From the software architecture, the essential elements of the system and the relationships between them can be identified. The architecture is significantly influenced by the non-functional requirements (e.g. time behavior and resource consumption) of a system. Knowledge of non-functional requirements is therefore of great importance for carrying out an architecture analysis on an existing application.
The illustration of the architecture by an external code review can be very useful for the client. Thus a comparison can be made between a possibly existing target architecture and the realized architecture in the application. This allows deviations to be detected and it can be assessed whether the application is suitable for use in planned operating scenarios. When evaluating the structure of an application, a target architecture or at least knowledge of a desired operating scenario is decisive. An architecture can only be evaluated if it is placed in a context. The meaningfulness of an architecture cannot be evaluated without knowledge of the application and/or deployment scenario.
The easiest way to show and illustrate the architecture of an application is to use diagrams. For example, the following UML diagrams can be used to illustrate the structure of an application:
Component diagram: Displays the relationships between the individual components using interfaces, dependency relationships, and connectors.
Distribution Diagram: Describes the dependencies of components by displaying their distributions and the relationships between the components on computer nodes.
In practice, variations of UML notations are often used. It is important to ensure general comprehensibility, which is why it is advantageous to adhere to common conventions. In order to be able to visualize an architecture, the rough structure of an application must first be understood. Two different procedures are suitable for this. Firstly, it can be helpful at the beginning to divide the software into large modules (backend, frontend, database, …). This can be used to check which interfaces and data flows exist between the individual modules. From which module data are sent where and how are they further processed? Based on these questions, further components/modules can usually be added to the diagram until an overall picture emerges. After completion of the overall picture, it must be relatively easy for the viewer of the diagram to recognize what kind of components the software has and how they work together.
Another possibility to analyze the structure of a software is an automatically generated source code division into modules and the underlying components. Using this overview, as a kind of component tree, it is easy to determine which modules exist and for which functionalities they are responsible in the system. The individual modules then have to be linked via existing interfaces, data flows and dependencies.
In the first approach, the overall picture is approached by a rough division into modules, which is gradually refined. In the second variant, we start from the very small structure of the modules and their underlying components in order to group them together and put them in relation to each other. In addition to the visualization of the architecture image, the frameworks and technologies used are also considered and evaluated. The main question here is whether an application with its structure and the technologies used can be regarded as fit for the future and whether it has made use of a current technology stack. In the case of applications that have been in operation for some time, it must be assessed whether updates to newer versions are required and whether these are possible.
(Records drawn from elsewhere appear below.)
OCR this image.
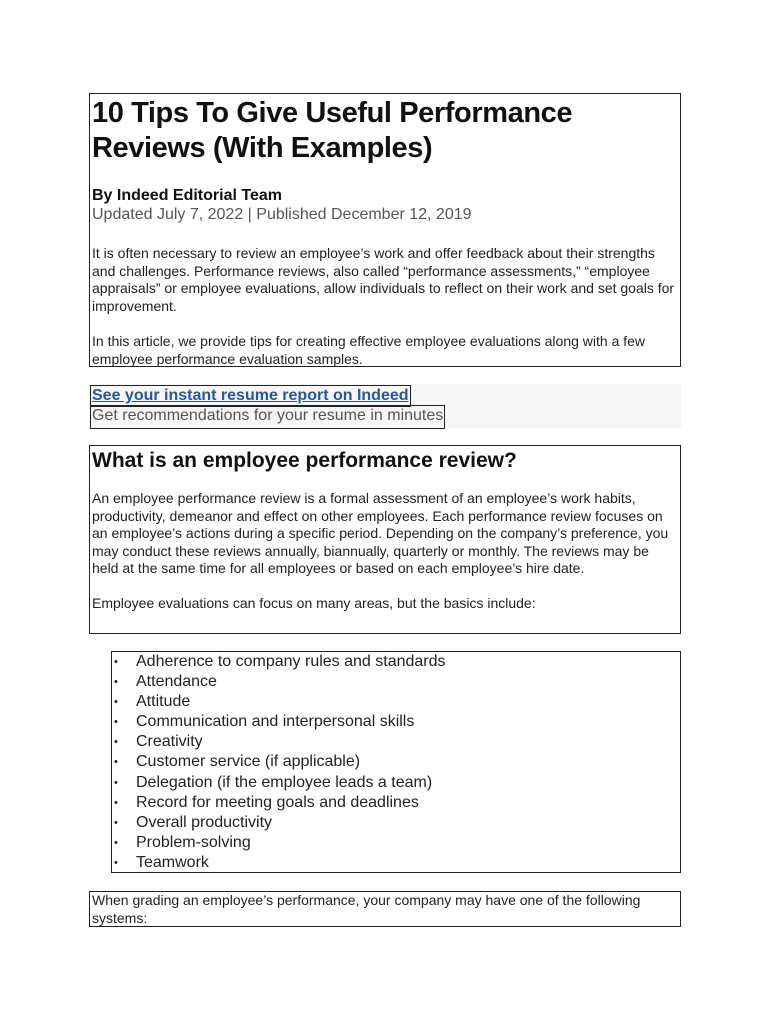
10 Tips To Give Useful Performance Reviews (With Examples)
By Indeed Editorial Team
Updated July 7, 2022 | Published December 12, 2019

It is often necessary to review an employee’s work and offer feedback about their strengths and challenges. Performance reviews, also called “performance assessments,” “employee appraisals” or employee evaluations, allow individuals to reflect on their work and set goals for improvement.

In this article, we provide tips for creating effective employee evaluations along with a few employee performance evaluation samples.

See your instant resume report on Indeed
Get recommendations for your resume in minutes
What is an employee performance review?

An employee performance review is a formal assessment of an employee’s work habits, productivity, demeanor and effect on other employees. Each performance review focuses on an employee’s actions during a specific period. Depending on the company’s preference, you may conduct these reviews annually, biannually, quarterly or monthly. The reviews may be held at the same time for all employees or based on each employee’s hire date.

Employee evaluations can focus on many areas, but the basics include:

• Adherence to company rules and standards
• Attendance
• Attitude
• Communication and interpersonal skills
• Creativity
• Customer service (if applicable)
• Delegation (if the employee leads a team)
• Record for meeting goals and deadlines
• Overall productivity
• Problem-solving
• Teamwork

When grading an employee’s performance, your company may have one of the following systems:
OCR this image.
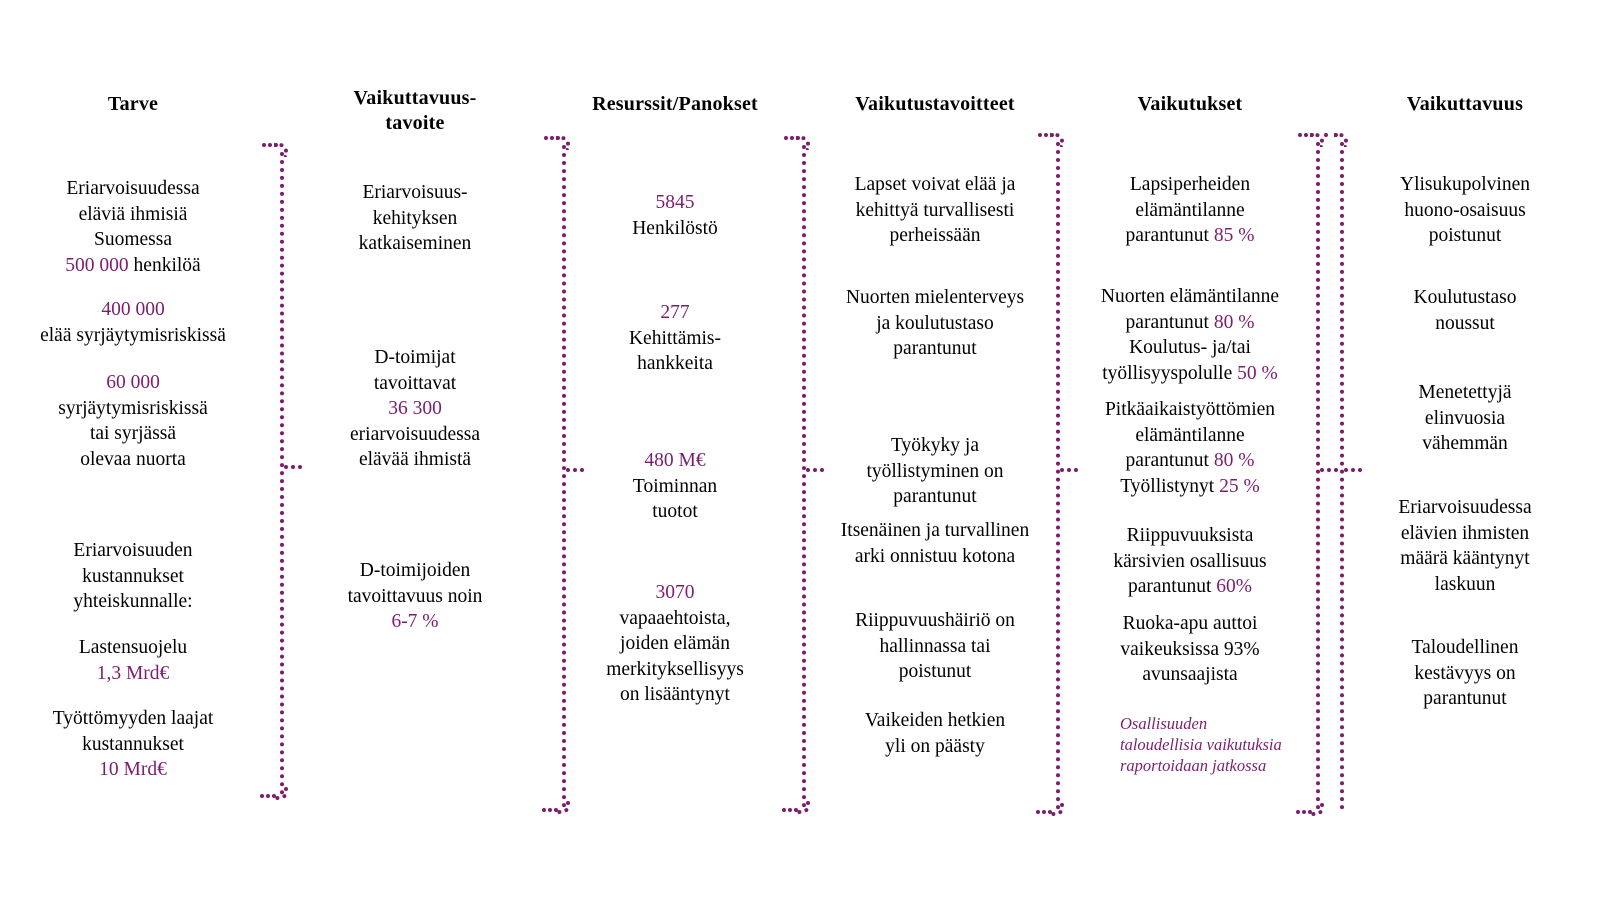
Tarve
Eriarvoisuudessa
eläviä ihmisiä
Suomessa
500 000 henkilöä
400 000
elää syrjäytymisriskissä
60 000
syrjäytymisriskissä
tai syrjässä
olevaa nuorta
Eriarvoisuuden
kustannukset
yhteiskunnalle:
Lastensuojelu
1,3 Mrd€
Työttömyyden laajat
kustannukset
10 Mrd€
Vaikuttavuus-
tavoite
Eriarvoisuus-
kehityksen
katkaiseminen
D-toimijat
tavoittavat
36 300
eriarvoisuudessa
elävää ihmistä
D-toimijoiden
tavoittavuus noin
6-7 %
Resurssit/Panokset
5845
Henkilöstö
277
Kehittämis-
hankkeita
480 M€
Toiminnan
tuotot
3070
vapaaehtoista,
joiden elämän
merkityksellisyys
on lisääntynyt
Vaikutustavoitteet
Lapset voivat elää ja
kehittyä turvallisesti
perheissään
Nuorten mielenterveys
ja koulutustaso
parantunut
Työkyky ja
työllistyminen on
parantunut
Itsenäinen ja turvallinen
arki onnistuu kotona
Riippuvuushäiriö on
hallinnassa tai
poistunut
Vaikeiden hetkien
yli on päästy
Vaikutukset
Lapsiperheiden
elämäntilanne
parantunut 85 %
Nuorten elämäntilanne
parantunut 80 %
Koulutus- ja/tai
työllisyyspolulle 50 %
Pitkäaikaistyöttömien
elämäntilanne
parantunut 80 %
Työllistynyt 25 %
Riippuvuuksista
kärsivien osallisuus
parantunut 60%
Ruoka-apu auttoi
vaikeuksissa 93%
avunsaajista
Osallisuuden
taloudellisia vaikutuksia
raportoidaan jatkossa
Vaikuttavuus
Ylisukupolvinen
huono-osaisuus
poistunut
Koulutustaso
noussut
Menetettyjä
elinvuosia
vähemmän
Eriarvoisuudessa
elävien ihmisten
määrä kääntynyt
laskuun
Taloudellinen
kestävyys on
parantunut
For the client, a code review with architecture analysis provides valuable insights. When considering the architecture for a specific application scenario, it can be evaluated whether it is suitable for this. If this is not the case, suggestions for improvement and recommendations for action can be made in order to align the application better with the target scenario. In addition, an assessment can be made of the future suitability of the application in its current state and with the technologies used.